Museum renovation, new ebook publication Honoring the late creator Haley | Leisure information
By ADRIAN SAINZ, Associated Press
HENNING, Tenn. (AP) – Find the good and praise it.
It is a phrase that the late Alex Haley, author of the 1976 novel “Roots: The Saga of an American Family”, often said during his lifetime, from his time in the small town of Henning in West Tennessee to his journeys around the world as a journalist and Writer. His seminal book on the horrors and injustices of slavery contains messages of perseverance, courage and strength.
Now, on his 100th birthday, the author’s bridging legacy is being re-invoked as an antidote to a particularly controversial time of American life. A band severance took place on Friday at the renovated Alex Haley Museum and Interpretive Center, and a community celebration with music, food and a fashion show is planned for Saturday.
Haley’s life was full of examples of how they lived after those words. There was a time when he encouraged his close friend Fred Montgomery to become the first black mayor of his hometown and pushed back resistance from some of the city’s white populations.
Haley, who was black and died in 1992, is also remembered that month in the republication of a 2003 book entitled “Finding the Good” by former Associated Press journalist Lucas L. Johnson II.
Johnson’s book describes the life of Montgomery, who befriended Haley in Henning.
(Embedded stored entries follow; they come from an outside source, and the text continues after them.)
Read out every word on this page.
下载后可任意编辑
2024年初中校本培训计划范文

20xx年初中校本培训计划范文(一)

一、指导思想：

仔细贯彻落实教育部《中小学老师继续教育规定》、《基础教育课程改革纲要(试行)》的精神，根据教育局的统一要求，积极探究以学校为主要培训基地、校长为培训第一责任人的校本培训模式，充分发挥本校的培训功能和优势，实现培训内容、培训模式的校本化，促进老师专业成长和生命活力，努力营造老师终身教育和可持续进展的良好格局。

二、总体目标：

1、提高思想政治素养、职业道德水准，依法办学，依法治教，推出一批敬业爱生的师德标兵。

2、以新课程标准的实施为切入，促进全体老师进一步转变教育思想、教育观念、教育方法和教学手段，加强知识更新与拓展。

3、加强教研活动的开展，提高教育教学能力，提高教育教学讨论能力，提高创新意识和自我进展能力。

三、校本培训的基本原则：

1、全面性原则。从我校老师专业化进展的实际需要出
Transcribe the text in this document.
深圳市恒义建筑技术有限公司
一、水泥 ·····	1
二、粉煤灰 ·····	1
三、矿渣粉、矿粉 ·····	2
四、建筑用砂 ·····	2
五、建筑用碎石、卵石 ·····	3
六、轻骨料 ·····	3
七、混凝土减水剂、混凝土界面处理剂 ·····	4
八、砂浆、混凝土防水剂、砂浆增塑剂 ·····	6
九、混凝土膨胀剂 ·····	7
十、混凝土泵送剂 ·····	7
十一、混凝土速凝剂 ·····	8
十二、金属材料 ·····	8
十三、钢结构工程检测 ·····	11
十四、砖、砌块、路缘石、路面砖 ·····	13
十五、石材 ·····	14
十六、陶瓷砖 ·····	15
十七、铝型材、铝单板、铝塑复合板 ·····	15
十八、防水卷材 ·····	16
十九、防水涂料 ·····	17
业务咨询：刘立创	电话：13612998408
As little boys, they swam together and wrote love poems to girls. Haley wanted to write a book about Montgomery, who was born into a family of tenants and suffered racism in Jim Crow South before becoming a successful plumber, farm owner, councilor and mayor. Johnson interweaves Montgomery’s story with examples from his own life dealing with racism, family members grappling with substance abuse and incarceration, and questions of faith.
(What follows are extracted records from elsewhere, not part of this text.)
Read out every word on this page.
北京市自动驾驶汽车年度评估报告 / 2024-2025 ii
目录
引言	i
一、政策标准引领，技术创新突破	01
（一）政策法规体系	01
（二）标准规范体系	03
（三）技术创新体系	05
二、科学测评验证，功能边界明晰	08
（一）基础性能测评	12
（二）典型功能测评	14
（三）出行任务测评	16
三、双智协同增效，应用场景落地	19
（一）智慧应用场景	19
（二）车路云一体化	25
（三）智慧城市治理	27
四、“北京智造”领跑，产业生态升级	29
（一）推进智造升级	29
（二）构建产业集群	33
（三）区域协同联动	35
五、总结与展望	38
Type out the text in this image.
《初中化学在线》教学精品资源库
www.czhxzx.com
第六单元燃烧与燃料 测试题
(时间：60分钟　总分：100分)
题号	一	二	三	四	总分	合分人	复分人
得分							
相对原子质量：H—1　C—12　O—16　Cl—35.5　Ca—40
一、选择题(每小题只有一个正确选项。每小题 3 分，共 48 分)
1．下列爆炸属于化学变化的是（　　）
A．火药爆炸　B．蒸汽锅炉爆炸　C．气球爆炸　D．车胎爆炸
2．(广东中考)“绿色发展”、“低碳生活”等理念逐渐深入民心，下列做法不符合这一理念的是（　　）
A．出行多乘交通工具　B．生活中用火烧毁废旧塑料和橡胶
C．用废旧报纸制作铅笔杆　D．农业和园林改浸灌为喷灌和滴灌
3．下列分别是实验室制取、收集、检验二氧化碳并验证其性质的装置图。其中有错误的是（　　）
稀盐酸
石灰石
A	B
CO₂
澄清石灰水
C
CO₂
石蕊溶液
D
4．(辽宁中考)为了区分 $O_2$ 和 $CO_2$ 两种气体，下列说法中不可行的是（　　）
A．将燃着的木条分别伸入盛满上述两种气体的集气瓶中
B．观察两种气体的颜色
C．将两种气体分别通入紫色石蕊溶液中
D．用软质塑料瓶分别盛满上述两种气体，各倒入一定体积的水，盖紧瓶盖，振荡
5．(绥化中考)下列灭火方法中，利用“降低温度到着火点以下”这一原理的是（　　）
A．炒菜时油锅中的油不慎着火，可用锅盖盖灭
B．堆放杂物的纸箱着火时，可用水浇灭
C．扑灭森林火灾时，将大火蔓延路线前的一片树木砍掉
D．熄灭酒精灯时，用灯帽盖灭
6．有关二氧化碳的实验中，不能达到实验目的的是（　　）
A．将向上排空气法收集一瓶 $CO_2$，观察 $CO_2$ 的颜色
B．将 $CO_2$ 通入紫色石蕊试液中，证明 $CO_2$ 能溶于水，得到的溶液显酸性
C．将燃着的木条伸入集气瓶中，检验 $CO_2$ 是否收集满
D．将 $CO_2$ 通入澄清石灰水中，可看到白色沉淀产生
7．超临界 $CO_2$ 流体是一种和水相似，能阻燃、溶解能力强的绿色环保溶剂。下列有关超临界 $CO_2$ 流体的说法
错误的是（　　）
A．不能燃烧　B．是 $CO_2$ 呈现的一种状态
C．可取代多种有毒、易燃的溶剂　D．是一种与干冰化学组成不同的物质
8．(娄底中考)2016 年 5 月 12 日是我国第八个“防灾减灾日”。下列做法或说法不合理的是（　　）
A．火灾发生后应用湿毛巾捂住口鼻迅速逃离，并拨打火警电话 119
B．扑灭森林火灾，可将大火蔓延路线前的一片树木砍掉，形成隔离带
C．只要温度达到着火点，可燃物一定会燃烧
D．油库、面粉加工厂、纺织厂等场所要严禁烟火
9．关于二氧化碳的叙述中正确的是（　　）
Haley is best known for “Roots,” which earned him a Pulitzer Prize and when it was released in 1977 was turned into a TV miniseries that was watched by a record 130 million people. Haley also wrote “The Autobiography of Malcolm X”. based on interviews with the civil rights activist.
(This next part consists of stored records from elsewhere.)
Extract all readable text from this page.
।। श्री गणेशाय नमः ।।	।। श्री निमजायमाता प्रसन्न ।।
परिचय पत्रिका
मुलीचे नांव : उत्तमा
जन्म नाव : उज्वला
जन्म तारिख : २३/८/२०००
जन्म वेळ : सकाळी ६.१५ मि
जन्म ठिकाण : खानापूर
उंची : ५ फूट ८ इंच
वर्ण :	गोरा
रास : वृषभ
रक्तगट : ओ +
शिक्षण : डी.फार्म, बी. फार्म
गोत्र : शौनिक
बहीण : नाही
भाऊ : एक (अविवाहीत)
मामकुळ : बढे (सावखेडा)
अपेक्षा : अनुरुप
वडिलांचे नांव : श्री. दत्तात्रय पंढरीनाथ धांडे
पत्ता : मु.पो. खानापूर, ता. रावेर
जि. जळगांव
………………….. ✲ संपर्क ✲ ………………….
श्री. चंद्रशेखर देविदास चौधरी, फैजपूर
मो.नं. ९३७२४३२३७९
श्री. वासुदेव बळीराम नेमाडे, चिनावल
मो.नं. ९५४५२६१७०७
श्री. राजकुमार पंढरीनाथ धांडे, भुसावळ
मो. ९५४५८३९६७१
The Henning Museum and the house where Haley lived with his grandparents from 1921 to 1929 are state historic sites.
In his book, Johnson includes examples of Haley’s influence on himself and Montgomery. In this month’s republication, Johnson updates his book to put Haley’s message of “finding good” in the context of current issues such as the coronavirus and the murder of George Floyd, a black man, by a white Minnesota police officer.
“I prayerfully began looking for the good,” writes Johnson. “And I found the inspiring stories of healthcare workers and first responders – as well as ordinary people – who risked their lives to help others.
“I’ve seen people who once ignored the reality of racism remove their blinders, hug humanity, and work with non-whites to make change,” he continues. “I saw hope for a truly divided nation.”
“Finding the Good” was praised by Roots actor Louis Gossett Jr., civil rights activist James M. Lawson Jr., and Bernice A. King, daughter of Rev. Martin Luther King Jr.
The republication also includes an updated preface from former Tennessee Governor and Republican Senator Lamar Alexander, who was friends with Montgomery and Haley and quotes Haley’s inspirational motto.
State and local elections Alexander and Haley’s grandson Bill Haley attended the renovation event on Friday for the museum located on the grounds of his youth home. The museum is located near a house Haley bought for Montgomery, another example of how Haley “finds the good.” Alexander and other speakers quoted Haley’s favorite phrase in their remarks.
As a boy, Alex Haley sat next to his grandmother on the porch of the 10-bedroom bungalow-style house and listened to her tell stories about his ancestors.
Bill Haley called home “the spiritual center, the elixir of life” of his grandfather’s interest in his family’s oral history, their roots.